Only after returning from a trip to Alberta and looking at the long line of photos of equestrian events from Spruce Meadows did it occur to me that the ghost of Eadwear Muybridge haunts all who follow in this task. No matter how artistic the enterprise, trying to stop a horse in motion is always discursively linked to “Muybridge’s Horse,” as Rob Winger’s poem / ode / biography is called. It is, however, very annoying to see constant references to Muybridge (google “Muybridge horse” for a quarter-million hits) always leaping to the conclusion that he invented or led to motion pictures. While there is some truth in this, it is the stopping of motion that is truly remarkable in Muybridge’s equestrian enterprise. By developing shutter mechanisms that could stop motion faster than the eye could perceive it, Muybridge could “objectivize” the camera as a more powerful recorder of “truth” than our own eyes.

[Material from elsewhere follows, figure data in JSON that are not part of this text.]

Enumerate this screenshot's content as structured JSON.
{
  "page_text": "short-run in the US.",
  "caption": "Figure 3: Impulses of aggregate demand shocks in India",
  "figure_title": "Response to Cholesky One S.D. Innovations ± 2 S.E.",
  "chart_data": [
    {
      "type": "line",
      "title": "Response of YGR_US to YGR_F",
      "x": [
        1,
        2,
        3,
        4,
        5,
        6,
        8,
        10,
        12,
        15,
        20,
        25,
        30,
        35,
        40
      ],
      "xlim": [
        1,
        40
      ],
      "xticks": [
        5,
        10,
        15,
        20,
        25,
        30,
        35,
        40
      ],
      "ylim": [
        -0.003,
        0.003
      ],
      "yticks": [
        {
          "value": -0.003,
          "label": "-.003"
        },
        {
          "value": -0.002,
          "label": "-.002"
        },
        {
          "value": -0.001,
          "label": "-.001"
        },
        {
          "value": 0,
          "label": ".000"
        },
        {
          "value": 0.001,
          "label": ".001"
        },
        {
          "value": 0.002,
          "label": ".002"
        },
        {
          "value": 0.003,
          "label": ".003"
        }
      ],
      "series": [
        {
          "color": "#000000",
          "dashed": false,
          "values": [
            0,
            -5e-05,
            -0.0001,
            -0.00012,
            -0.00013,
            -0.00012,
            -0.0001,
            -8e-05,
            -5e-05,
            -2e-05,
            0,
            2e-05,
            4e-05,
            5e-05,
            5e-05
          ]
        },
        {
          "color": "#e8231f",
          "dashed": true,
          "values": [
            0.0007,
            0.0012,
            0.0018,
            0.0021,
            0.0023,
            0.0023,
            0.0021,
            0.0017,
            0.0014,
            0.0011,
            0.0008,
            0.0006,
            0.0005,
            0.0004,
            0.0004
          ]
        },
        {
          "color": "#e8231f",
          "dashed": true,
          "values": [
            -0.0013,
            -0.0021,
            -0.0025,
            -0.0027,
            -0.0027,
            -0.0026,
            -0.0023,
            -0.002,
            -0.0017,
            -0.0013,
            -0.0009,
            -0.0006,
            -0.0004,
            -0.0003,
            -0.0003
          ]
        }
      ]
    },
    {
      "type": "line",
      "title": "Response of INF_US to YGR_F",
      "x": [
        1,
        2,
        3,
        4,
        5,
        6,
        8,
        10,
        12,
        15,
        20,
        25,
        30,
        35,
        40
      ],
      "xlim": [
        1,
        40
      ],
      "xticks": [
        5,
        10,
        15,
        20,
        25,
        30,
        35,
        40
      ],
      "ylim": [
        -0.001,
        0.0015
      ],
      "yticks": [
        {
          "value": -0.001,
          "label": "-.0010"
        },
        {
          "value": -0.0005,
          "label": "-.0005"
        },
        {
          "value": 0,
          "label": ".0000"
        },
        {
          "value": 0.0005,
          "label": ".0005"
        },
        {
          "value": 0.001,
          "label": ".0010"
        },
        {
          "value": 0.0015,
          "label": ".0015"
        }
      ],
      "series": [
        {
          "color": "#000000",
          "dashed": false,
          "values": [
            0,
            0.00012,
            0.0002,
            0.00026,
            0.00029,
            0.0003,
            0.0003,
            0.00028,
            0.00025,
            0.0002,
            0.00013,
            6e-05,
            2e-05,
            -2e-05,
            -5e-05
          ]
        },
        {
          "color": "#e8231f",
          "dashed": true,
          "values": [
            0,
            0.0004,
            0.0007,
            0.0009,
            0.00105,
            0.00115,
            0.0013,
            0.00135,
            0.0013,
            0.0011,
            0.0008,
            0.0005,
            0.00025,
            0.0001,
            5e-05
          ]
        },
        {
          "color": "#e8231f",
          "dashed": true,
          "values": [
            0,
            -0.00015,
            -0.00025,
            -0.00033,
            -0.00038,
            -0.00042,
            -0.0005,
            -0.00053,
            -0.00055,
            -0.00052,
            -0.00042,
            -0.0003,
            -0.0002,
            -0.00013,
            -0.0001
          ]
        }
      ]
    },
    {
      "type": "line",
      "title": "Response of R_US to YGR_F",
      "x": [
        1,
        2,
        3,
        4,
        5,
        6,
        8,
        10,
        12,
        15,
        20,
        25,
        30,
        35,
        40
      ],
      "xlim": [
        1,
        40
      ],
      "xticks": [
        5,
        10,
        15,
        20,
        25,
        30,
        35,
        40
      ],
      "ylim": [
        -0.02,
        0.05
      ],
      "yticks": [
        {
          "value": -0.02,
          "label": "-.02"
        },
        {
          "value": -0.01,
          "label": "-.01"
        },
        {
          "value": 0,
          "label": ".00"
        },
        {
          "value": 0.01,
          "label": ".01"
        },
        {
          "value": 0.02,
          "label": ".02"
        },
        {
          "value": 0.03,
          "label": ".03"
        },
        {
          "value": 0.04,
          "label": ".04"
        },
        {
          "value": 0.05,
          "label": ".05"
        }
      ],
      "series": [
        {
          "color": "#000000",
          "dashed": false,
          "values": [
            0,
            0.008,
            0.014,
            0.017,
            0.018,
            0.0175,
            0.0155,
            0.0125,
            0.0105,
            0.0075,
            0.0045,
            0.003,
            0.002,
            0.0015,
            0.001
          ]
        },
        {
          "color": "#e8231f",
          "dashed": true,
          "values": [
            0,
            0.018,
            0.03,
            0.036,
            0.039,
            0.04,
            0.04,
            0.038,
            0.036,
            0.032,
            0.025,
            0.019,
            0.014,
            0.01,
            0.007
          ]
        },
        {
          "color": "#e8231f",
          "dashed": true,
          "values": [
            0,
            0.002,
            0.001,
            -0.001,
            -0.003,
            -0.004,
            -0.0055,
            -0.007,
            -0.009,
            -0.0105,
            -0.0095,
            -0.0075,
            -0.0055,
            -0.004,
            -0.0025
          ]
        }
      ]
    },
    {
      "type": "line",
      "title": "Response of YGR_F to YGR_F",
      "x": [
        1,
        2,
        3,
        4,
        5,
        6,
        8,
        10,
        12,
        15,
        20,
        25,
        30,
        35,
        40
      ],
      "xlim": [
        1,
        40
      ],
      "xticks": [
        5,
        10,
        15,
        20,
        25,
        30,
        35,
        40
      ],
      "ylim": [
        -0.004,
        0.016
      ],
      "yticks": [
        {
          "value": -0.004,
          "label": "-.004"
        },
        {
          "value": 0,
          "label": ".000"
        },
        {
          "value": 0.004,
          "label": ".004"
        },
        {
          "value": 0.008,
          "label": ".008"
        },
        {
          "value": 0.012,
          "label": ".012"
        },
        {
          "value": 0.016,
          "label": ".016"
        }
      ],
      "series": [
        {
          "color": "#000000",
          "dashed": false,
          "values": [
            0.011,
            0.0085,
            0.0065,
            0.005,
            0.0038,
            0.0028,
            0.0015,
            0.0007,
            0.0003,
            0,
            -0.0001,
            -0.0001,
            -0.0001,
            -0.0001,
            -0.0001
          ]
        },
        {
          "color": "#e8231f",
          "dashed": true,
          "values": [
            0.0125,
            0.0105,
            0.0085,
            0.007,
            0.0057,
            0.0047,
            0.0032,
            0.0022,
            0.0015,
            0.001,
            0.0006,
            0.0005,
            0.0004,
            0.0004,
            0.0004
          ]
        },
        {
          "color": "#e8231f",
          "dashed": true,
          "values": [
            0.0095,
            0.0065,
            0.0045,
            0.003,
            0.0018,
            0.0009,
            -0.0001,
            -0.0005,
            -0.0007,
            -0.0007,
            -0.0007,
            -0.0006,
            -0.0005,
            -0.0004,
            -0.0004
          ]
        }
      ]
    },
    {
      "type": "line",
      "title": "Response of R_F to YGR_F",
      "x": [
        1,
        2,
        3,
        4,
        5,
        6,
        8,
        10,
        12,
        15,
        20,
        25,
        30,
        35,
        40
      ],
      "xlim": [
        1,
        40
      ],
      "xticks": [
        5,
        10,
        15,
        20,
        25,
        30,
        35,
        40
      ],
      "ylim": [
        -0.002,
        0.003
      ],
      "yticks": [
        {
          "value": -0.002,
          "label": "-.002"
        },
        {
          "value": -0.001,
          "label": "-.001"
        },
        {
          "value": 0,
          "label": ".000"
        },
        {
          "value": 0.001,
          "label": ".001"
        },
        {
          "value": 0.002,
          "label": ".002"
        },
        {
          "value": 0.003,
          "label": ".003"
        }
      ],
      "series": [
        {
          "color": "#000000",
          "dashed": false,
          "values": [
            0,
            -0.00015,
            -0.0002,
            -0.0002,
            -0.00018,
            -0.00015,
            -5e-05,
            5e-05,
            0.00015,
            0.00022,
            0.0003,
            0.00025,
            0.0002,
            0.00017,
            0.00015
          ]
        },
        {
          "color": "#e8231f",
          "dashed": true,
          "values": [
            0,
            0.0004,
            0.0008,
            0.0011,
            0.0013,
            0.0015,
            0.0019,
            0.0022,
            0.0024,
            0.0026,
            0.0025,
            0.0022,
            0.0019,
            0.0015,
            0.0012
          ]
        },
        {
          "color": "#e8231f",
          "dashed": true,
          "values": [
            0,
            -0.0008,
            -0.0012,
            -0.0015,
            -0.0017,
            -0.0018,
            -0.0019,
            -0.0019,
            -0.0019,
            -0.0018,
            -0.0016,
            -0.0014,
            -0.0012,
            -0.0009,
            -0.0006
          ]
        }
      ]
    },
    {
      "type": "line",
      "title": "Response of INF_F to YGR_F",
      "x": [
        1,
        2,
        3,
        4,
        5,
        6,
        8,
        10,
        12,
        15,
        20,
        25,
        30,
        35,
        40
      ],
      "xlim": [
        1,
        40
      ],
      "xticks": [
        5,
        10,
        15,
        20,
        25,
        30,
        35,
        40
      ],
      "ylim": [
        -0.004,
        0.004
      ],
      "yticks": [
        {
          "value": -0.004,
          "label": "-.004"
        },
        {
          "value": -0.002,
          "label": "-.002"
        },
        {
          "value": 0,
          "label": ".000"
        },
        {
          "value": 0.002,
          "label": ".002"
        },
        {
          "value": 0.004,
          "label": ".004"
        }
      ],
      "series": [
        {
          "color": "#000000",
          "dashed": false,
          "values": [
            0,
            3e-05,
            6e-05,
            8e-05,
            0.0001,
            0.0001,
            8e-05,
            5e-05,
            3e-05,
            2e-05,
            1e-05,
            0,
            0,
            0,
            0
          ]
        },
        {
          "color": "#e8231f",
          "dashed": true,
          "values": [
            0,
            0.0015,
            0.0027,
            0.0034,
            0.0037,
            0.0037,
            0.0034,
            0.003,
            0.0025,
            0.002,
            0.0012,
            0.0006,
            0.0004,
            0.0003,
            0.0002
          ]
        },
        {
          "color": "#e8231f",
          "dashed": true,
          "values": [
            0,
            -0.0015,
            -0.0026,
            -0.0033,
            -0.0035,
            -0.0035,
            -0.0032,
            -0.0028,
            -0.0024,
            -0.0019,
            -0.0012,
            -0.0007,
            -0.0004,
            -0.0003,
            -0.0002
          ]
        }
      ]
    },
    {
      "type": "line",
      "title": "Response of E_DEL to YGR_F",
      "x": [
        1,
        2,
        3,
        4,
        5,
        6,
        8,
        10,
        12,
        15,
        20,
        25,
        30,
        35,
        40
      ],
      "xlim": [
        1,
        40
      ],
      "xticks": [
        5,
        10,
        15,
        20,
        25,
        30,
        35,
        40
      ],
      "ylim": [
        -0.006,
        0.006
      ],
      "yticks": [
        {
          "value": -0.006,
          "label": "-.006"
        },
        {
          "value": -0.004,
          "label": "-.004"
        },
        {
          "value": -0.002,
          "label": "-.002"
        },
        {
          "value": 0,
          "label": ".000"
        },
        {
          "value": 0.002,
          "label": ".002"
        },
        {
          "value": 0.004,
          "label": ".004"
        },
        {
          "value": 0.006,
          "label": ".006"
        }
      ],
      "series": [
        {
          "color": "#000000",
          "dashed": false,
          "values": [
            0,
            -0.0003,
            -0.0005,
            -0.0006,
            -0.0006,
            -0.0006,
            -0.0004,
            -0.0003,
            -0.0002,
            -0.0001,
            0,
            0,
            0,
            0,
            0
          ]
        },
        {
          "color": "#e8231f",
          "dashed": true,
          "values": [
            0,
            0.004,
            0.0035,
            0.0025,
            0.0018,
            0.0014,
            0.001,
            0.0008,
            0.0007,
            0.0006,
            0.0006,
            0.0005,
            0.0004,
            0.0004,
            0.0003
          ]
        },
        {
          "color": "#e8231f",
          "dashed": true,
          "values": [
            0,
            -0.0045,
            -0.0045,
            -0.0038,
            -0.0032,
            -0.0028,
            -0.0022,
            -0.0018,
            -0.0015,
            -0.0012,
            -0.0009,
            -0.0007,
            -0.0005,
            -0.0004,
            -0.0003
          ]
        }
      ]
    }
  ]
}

I don’t often work with super fast shutter speeds, but they require something different from the photographer. More anticipation of the moving subject, different focusing systems (it forced me to start using the “AI Servo” setting – for once!), a sense that you’re taking a picture of something that you’re never entirely “seeing” until you see the film / file / preview later. At Spruce Meadows, the thunder of horse hooves, fluid motions over the jumps, the clacks and crashes of the bars seem at odds with the still photographs that are stripped of sound and movement. The stopping of motion opens the field of view to horses’ veins, riders’ faces, and the contemplation of impossibly close spatial relations between the bars and the hooves. Stopping the motion is an inauthentic intrusion upon something never intended to be stopped. It is also an aesthetic desire that is both descended from Muybridge’s extreme externalization (the horse tripped the shutters set on strings) and a marked rejection of it through an urge to “capture” the moment, to frame the romance of equestrianism in all of its splendour. In part it is art v. science, but it is also a matter of embodying the photographer to frame the view, or separating the process of image creation entirely from human touch and letting the horse decide what is to be taken. After 3 hours of moderate frustration at trying to capture anything, I’m not sure if the horses were there for me or if I was there for the sake of the horses.

No good shots of Ian Miller, but did see his final ride to win the North American. These other shots will have to do.

Plebeians like me don’t get to take pictures from the middle of the ring. But capturing the “court” photographer in action struck me as pretty funny. Even funnier is the little box in the middle of the ring where the sponsors, ground owners, and other aristocrats get to sit.